Les marins-pêcheurs ne vivent toujours pas une période faste… Touchés par la crise économique, mais pas exclusivement. En effet, au Grau-du-Roi, comme à Sète (Hérault) ou Marseille (Bouches-du-Rhône) les pêcheurs devront rester à quai durant 35 jours, en attendant des jours meilleurs. Mais comme on nous le confirme du côté du comité régional des pêches maritimes et des élevages marins du Languedoc-Roussillon (CRPMEM), il s’agirait « d’une décision » prises par les pêcheurs eux-mêmes, contraints tout de même par le coût du carburant de plus en plus élevé et le manque de rentabilité de leur pêche du même coup, au vu de la taille réduite des poissons dits « bleus » (sardines et anchois) qui ne peuvent se vendre ou à bas prix.

Face à cette impasse, et pour sortir de la crise chalutière, la réglementation européenne a mis en place deux dispositifs : soit l’arrêt biologique (interruption pure et simple de l’activité), soit l’arrêt temporaire selon les situations. Les pêcheurs se situent actuellement dans ce dernier cadre : une mesure volontaire sur une période préétablie (notamment à partir d’un critère de reproduction des espèces mais pas uniquement). Les autorités indemnisent les pêcheurs qui feraient le choix de rester à quai sur une période de 1 à 35 jours (sur la base des revenus de l’année précédente), au gré de leur volonté (sans obligation). A vrai dire, leur contrainte est purement économique.
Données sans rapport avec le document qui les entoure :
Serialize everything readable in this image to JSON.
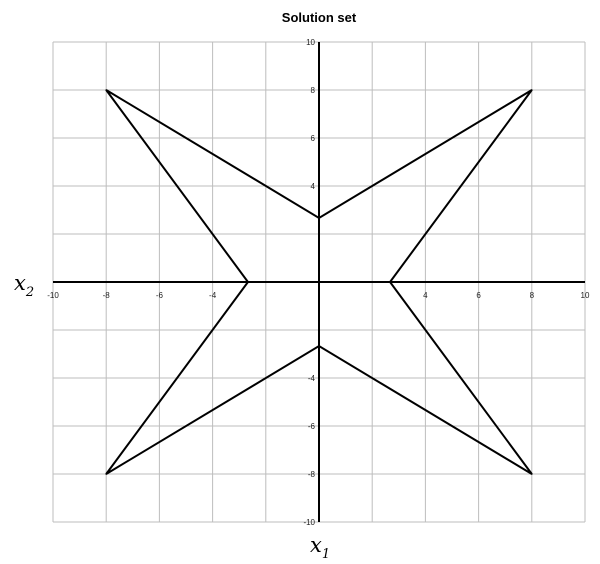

Comme nous l’expliquait une source proche des représentations professionnelles du secteur, « c’est une mesure temporaire qui permet d’éviter aux pêcheurs de partir en mer et de travailler à perte ».

Il s’agit de la deuxième fois, après une première mise en place en 2011 de ce « dispositif méditerranéen » à l’égard des pêcheurs de l’ensemble de la côte Méditerranéenne, et cette fois-ci étendu non pas uniquement aux sardines et anchois, mais aussi au merlus. D’après nos informations, une rotation s’opère sur le port du Grau-du-Roi. Une partie des chalutiers partent en mer, pendant qu’une autre reste à quai, pour l’une des deux coopératives de pêcheurs graulens.

Une solution qui ne peut qu’être temporaire, et ne laisser présager, à elle seule, un avenir meilleur aux marins-pêcheurs de la région.